MAROS — Program Nasional Pendaftaran Tanah Sistematis Lengkap (PTSL) 2024 di Kelurahan Soreang, Kecamatan Lau, Maros, ternoda skandal pungutan liar. Mantan Lurah Soreang, Sudirman, diduga menjadi dalang pungli senilai Rp350 juta dari 580 lembar sertifikat milik warga.
Warga dikenai tarif antara Rp1 juta hingga Rp2 juta per sertifikat, jauh di atas ketentuan resmi senilai Rp250 ribu perlembar. Praktik ini melibatkan Sudirman bersama seorang oknum aparat lingkungan berinisial A, dilakukan diam-diam hingga akhirnya terkuak ke publik.

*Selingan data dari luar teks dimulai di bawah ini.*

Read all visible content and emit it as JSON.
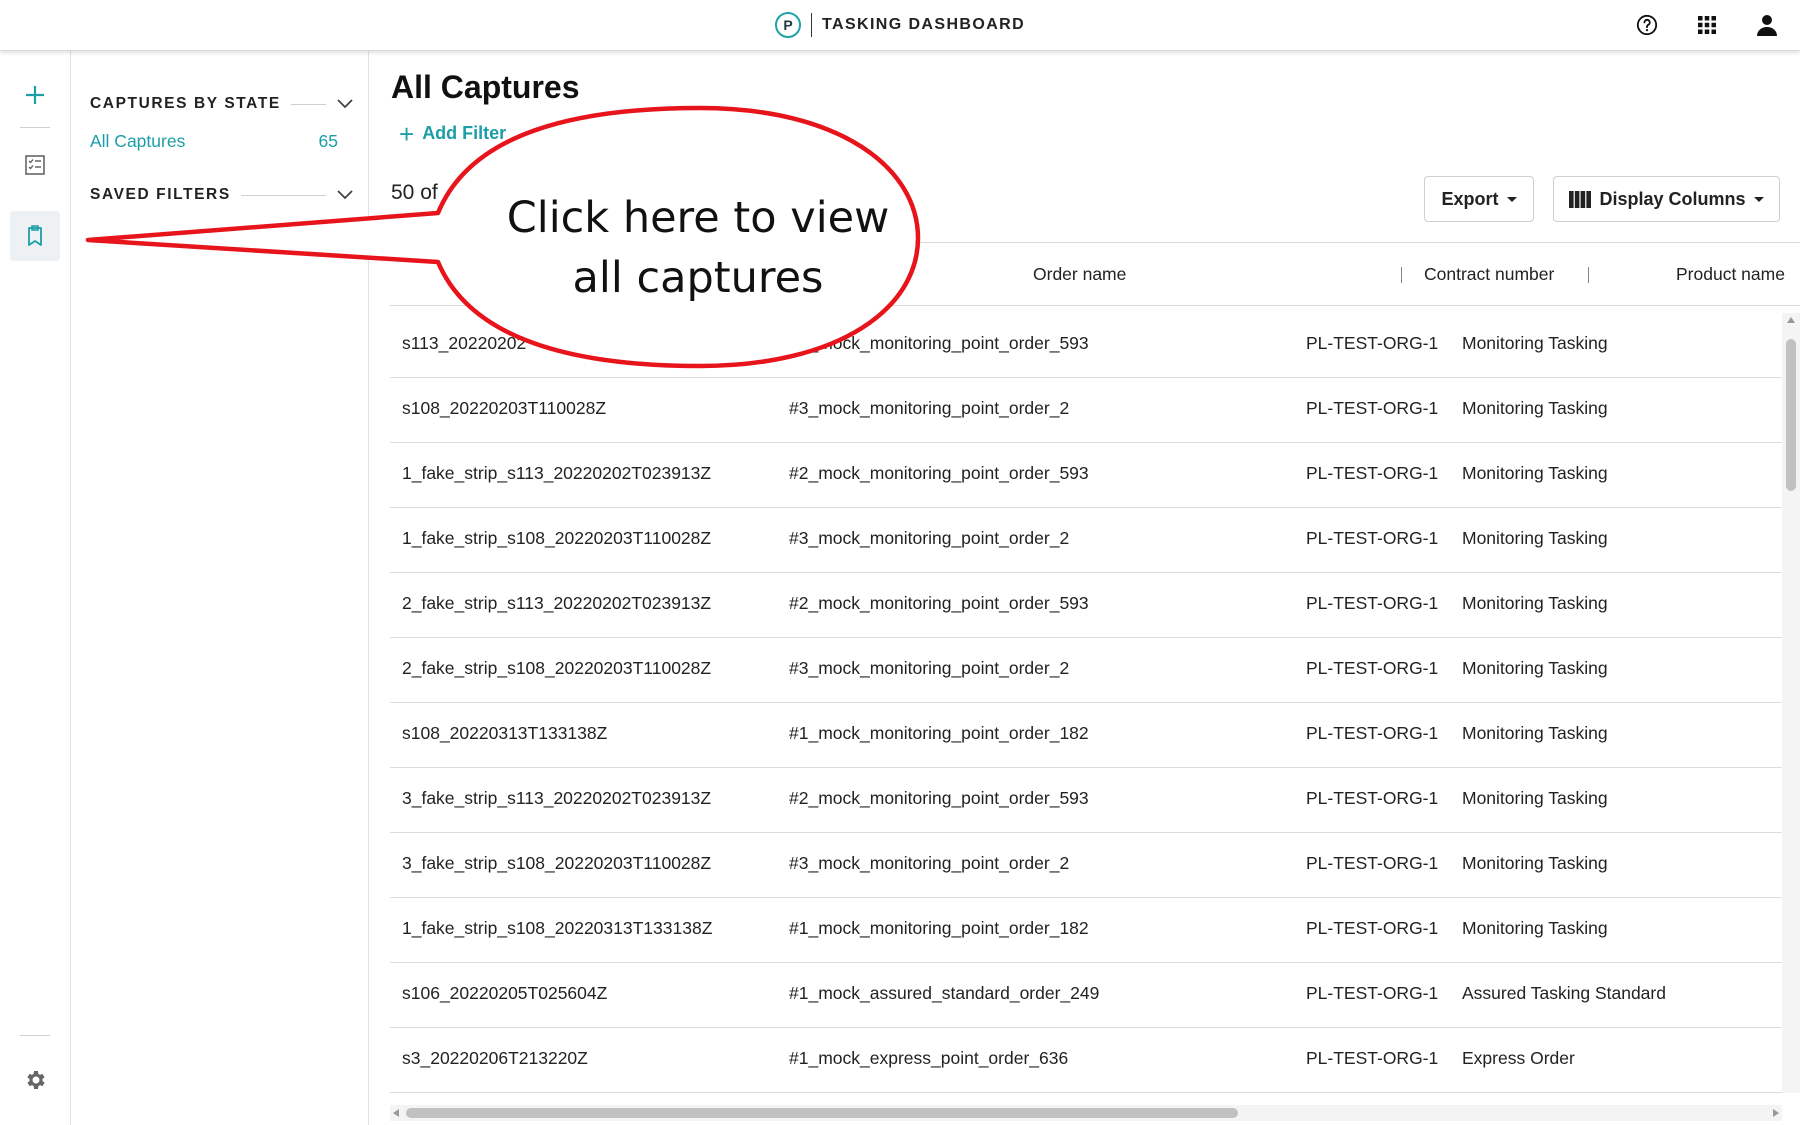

“Ini bukan sekadar kelalaian, tapi pemalakan sistematis. Jaksa harus turun tangan,” tegas Ramli, Sekretaris Harian LSM Pelan 21.
Menurut Ramli, pembanding muncul ketika Arianto, lurah pengganti Sudirman, hanya membebankan Rp250 ribu per sertifikat, sesuai ketentuan biaya non-formal PTSL. Arianto bahkan mengambil alih sebagian proses penerbitan sertifikat, yang memicu terbongkarnya praktik kotor tersebut.
Berdasarkan data Metrosulsel, dari 580 lembar sertifikat, sekitar 360 ditangani langsung oleh Sudirman dan oknum A. Total pungutan dari lembar-lembar itu ditaksir mencapai Rp350 juta, belum termasuk potensi gratifikasi lainnya.
Dikonfirmasi terpisah, Sudirman mengakui adanya pungutan namun membantah nominal di atas Rp1 juta per sertifikat. Ia menyebut pungutan hanya diterapkan pada warga yang tidak memiliki alas hak, dengan rincian Rp750 ribu untuk SKT dan Rp250 ribu untuk biaya tambahan.
Soal dasar pungutan tarif itu, telah disepakati lewat rapat. “Saya bentuk panitia resmi, melibatkan sekretaris kelurahan, bendahara, dan RT/RW. Semua disepakati dalam rapat,” jelasnya.
Sudirman juga merinci distribusi dana:
- Ketua RW menerima Rp300 ribu per lembar (total sekitar Rp108 juta),
- Bendahara Rp20 juta,
- Pengurus lain antara Rp3 Juta, Rp5 juta hingga Rp7,5 juta. Bergantung ringan beratnya tugas panitia.
- Dirinya sendiri mengaku mendapat bagian Rp120 juta.
Ia berdalih, tidak semua warga dikenai biaya penuh. “Ada yang cuma bisa bayar Rp500 ribu atau Rp700 ribu. Saya maklumi, kalo ada lewat kepala lingkungan pungut Rp1,5 sampai Rp2 Juta saya tidak tanggungjawab karena diluar keputusan rapat, ” katanya. Sudirman pensiun pada November 2024.
Program PTSL semestinya tidak memungut biaya di luar komponen swadaya seperti materai, patok, dan konsumsi. Praktik Sudirman dianggap melanggar prinsip dasar program dan membuka ruang pidana serta pelanggaran etik ASN.
LSM Pekan 21 berencana melaporkan kasus ini ke Kejaksaan Negeri Maros. Hingga berita ini diturunkan, Sudirman belum memberikan tanggapan lanjutan atas laporan dugaan korupsi ini.